Дедушка аж подпрыгнул на стуле от этих слов.
— Да ты чо, ядрена корень, — выпучился он на маму, — ты с ума спятила — старика ветхого на зимовье посылать? Пригрел змейку на свою шейку…
— Будет тебе! — оборвала его бабушка, увидев, как побледнела мама. — Совсем очумел, ли чо ли? Ее-то почему виноватишь, она тут при чем? А ты чо нюни распустила? — без передыху напустилась она на маму. — Ты из его рук пока кусок не выглядываешь, сама, слава богу, робишь…
3
И в нашем селе все настойчивее стала напоминать о себе война. Всех здоровых мужиков забрали на фронт. Но почему-то все верили — ненадолго. Были ведь недавно войны — финская, на Хасане, — там быстро управились наши орлы и вернулись с победой. Пока никто не голодал и ни в чем не нуждался — всего было впрок запасено на долгую зиму.
Но такая вот мелочь: в сельмаге вдруг напрочь исчезли спички. Хотя, какая же мелочь, если разобраться. Эти шуршащие в копеечном коробке серянки, как называла спички бабушка, испокон зажигали семейные очаги, и когда их не стало, бабы попервости растерялись.

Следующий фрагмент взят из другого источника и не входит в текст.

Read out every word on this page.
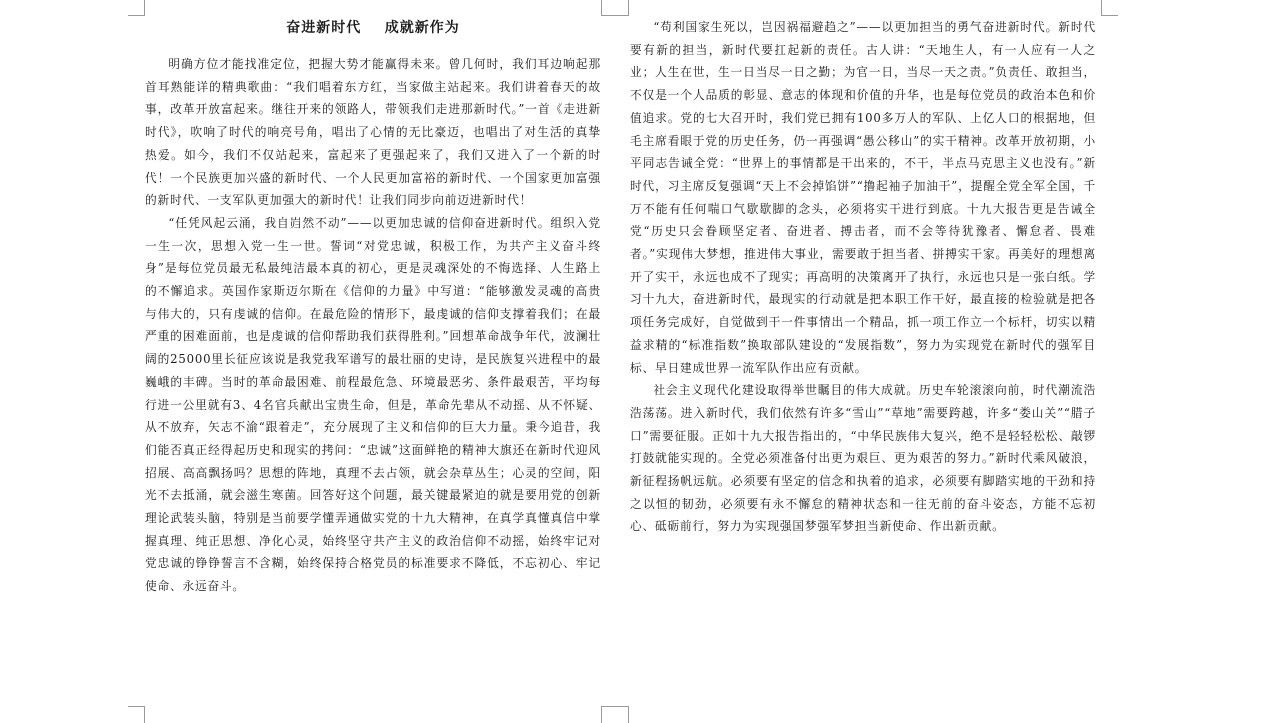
奋进新时代    成就新作为

明确方位才能找准定位，把握大势才能赢得未来。曾几何时，我们耳边响起那首耳熟能详的精典歌曲：“我们唱着东方红，当家做主站起来。我们讲着春天的故事，改革开放富起来。继往开来的领路人，带领我们走进那新时代。”一首《走进新时代》，吹响了时代的响亮号角，唱出了心情的无比豪迈，也唱出了对生活的真挚热爱。如今，我们不仅站起来，富起来了更强起来了，我们又进入了一个新的时代！一个民族更加兴盛的新时代、一个人民更加富裕的新时代、一个国家更加富强的新时代、一支军队更加强大的新时代！让我们同步向前迈进新时代！

“任凭风起云涌，我自岿然不动”——以更加忠诚的信仰奋进新时代。组织入党一生一次，思想入党一生一世。誓词“对党忠诚，积极工作，为共产主义奋斗终身”是每位党员最无私最纯洁最本真的初心，更是灵魂深处的不悔选择、人生路上的不懈追求。英国作家斯迈尔斯在《信仰的力量》中写道：“能够激发灵魂的高贵与伟大的，只有虔诚的信仰。在最危险的情形下，最虔诚的信仰支撑着我们；在最严重的困难面前，也是虔诚的信仰帮助我们获得胜利。”回想革命战争年代，波澜壮阔的25000里长征应该说是我党我军谱写的最壮丽的史诗，是民族复兴进程中的最巍峨的丰碑。当时的革命最困难、前程最危急、环境最恶劣、条件最艰苦，平均每行进一公里就有3、4名官兵献出宝贵生命，但是，革命先辈从不动摇、从不怀疑、从不放弃，矢志不渝“跟着走”，充分展现了主义和信仰的巨大力量。秉今追昔，我们能否真正经得起历史和现实的拷问：“忠诚”这面鲜艳的精神大旗还在新时代迎风招展、高高飘扬吗？思想的阵地，真理不去占领，就会杂草丛生；心灵的空间，阳光不去抵涌，就会滋生寒菌。回答好这个问题，最关键最紧迫的就是要用党的创新理论武装头脑，特别是当前要学懂弄通做实党的十九大精神，在真学真懂真信中掌握真理、纯正思想、净化心灵，始终坚守共产主义的政治信仰不动摇，始终牢记对党忠诚的铮铮誓言不含糊，始终保持合格党员的标准要求不降低，不忘初心、牢记使命、永远奋斗。

“苟利国家生死以，岂因祸福避趋之”——以更加担当的勇气奋进新时代。新时代要有新的担当，新时代要扛起新的责任。古人讲：“天地生人，有一人应有一人之业；人生在世，生一日当尽一日之勤；为官一日，当尽一天之责。”负责任、敢担当，不仅是一个人品质的彰显、意志的体现和价值的升华，也是每位党员的政治本色和价值追求。党的七大召开时，我们党已拥有100多万人的军队、上亿人口的根据地，但毛主席看眼于党的历史任务，仍一再强调“愚公移山”的实干精神。改革开放初期，小平同志告诫全党：“世界上的事情都是干出来的，不干，半点马克思主义也没有。”新时代，习主席反复强调“天上不会掉馅饼”“撸起袖子加油干”，提醒全党全军全国，千万不能有任何喘口气歇歇脚的念头，必须将实干进行到底。十九大报告更是告诫全党“历史只会眷顾坚定者、奋进者、搏击者，而不会等待犹豫者、懈怠者、畏难者。”实现伟大梦想，推进伟大事业，需要敢于担当者、拼搏实干家。再美好的理想离开了实干，永远也成不了现实；再高明的决策离开了执行，永远也只是一张白纸。学习十九大，奋进新时代，最现实的行动就是把本职工作干好，最直接的检验就是把各项任务完成好，自觉做到干一件事情出一个精品，抓一项工作立一个标杆，切实以精益求精的“标准指数”换取部队建设的“发展指数”，努力为实现党在新时代的强军目标、早日建成世界一流军队作出应有贡献。

社会主义现代化建设取得举世瞩目的伟大成就。历史车轮滚滚向前，时代潮流浩浩荡荡。进入新时代，我们依然有许多“雪山”“草地”需要跨越，许多“娄山关”“腊子口”需要征服。正如十九大报告指出的，“中华民族伟大复兴，绝不是轻轻松松、敲锣打鼓就能实现的。全党必须准备付出更为艰巨、更为艰苦的努力。”新时代乘风破浪，新征程扬帆远航。必须要有坚定的信念和执着的追求，必须要有脚踏实地的干劲和持之以恒的韧劲，必须要有永不懈怠的精神状态和一往无前的奋斗姿态，方能不忘初心、砥砺前行，努力为实现强国梦强军梦担当新使命、作出新贡献。
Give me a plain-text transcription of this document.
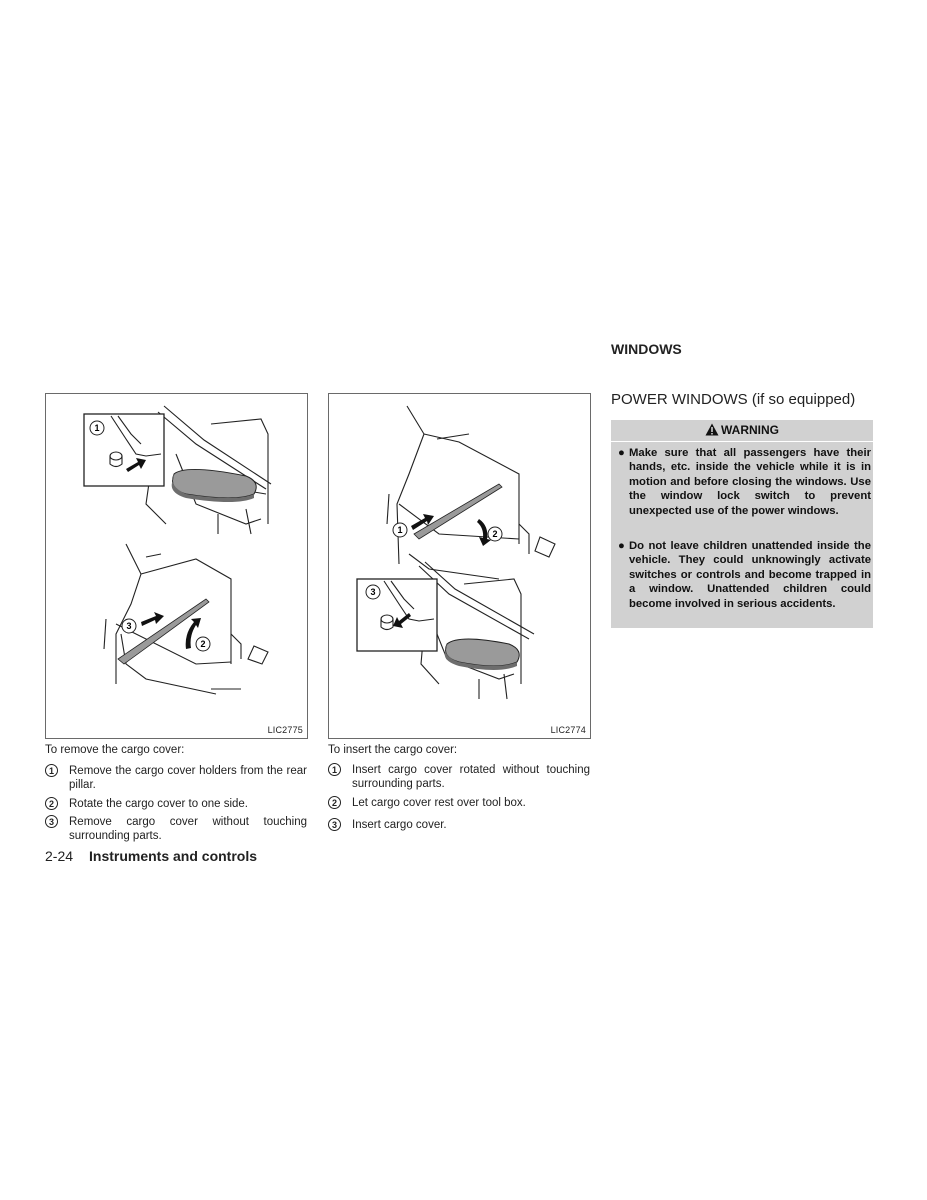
1
3
2
LIC2775
1	2
3
LIC2774
To remove the cargo cover:
1	Remove the cargo cover holders from the rear pillar.
2	Rotate the cargo cover to one side.
3	Remove cargo cover without touching surrounding parts.
To insert the cargo cover:
1	Insert cargo cover rotated without touching surrounding parts.
2	Let cargo cover rest over tool box.
3	Insert cargo cover.
2-24 Instruments and controls
WINDOWS
POWER WINDOWS (if so equipped)
WARNING
● Make sure that all passengers have their hands, etc. inside the vehicle while it is in motion and before closing the windows. Use the window lock switch to prevent unexpected use of the power windows.
● Do not leave children unattended inside the vehicle. They could unknowingly activate switches or controls and become trapped in a window. Unattended children could become involved in serious accidents.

Потом мудрые старухи припомнили из времен темной старины, что в подобных случаях можно ведь не гасить очаг совсем, можно хранить горячие угли в русской печи на загнетке, и из них, когда нужно, раздувать огонь. Некоторые так стали и делать, а другие берегли тепло: ведь если оставить на ночь горячие угли, вьюшку в трубе закрывать нельзя — угоришь.
Зато по утрам им приходилось высматривать в окна, у кого из соседей задымится печь, чтобы хватать плицу и, сломя голову, мчаться за «жаром».
Почему-то не раньше и не позже, а именно с этого времени поселилась во мне тревога: я стал осознавать, что в мире случилось что-то страшное. Проснешься утром, выглянешь в окно — в синих сумерках мечутся черные тени, факелами пылают головешки, дым стелется по улице, а надо всем этим навис кривой татарской саблею, холодной сталью сверкает месяц. Не вернулись ли времена грозного Батыя, о которых я с содроганием читал в книжках?
Где-то в неведомой дали, за тыщи верст, была война, и сюда, в нашу глухую сибирскую деревеньку, стали долетать ее страшные осколки в виде казенных бумажек-«похоронок». Осколки эти ранили прямо в сердце…
Первая получила «похоронку» на одного из четырех своих сыновей, ушедших, на фронт, бабушка Кулина. Рано утром я бежал в школу. Черным, без единой кровинки, было еще небо, лишь синие сугробы излучали бледный рассеянный свет. И в этом призрачном полумраке, как всегда по утрам, маячили торопливые тени с «факелами», окутанные дымом и искрами. Отблески огня багровыми зайцами прыгали по снегу.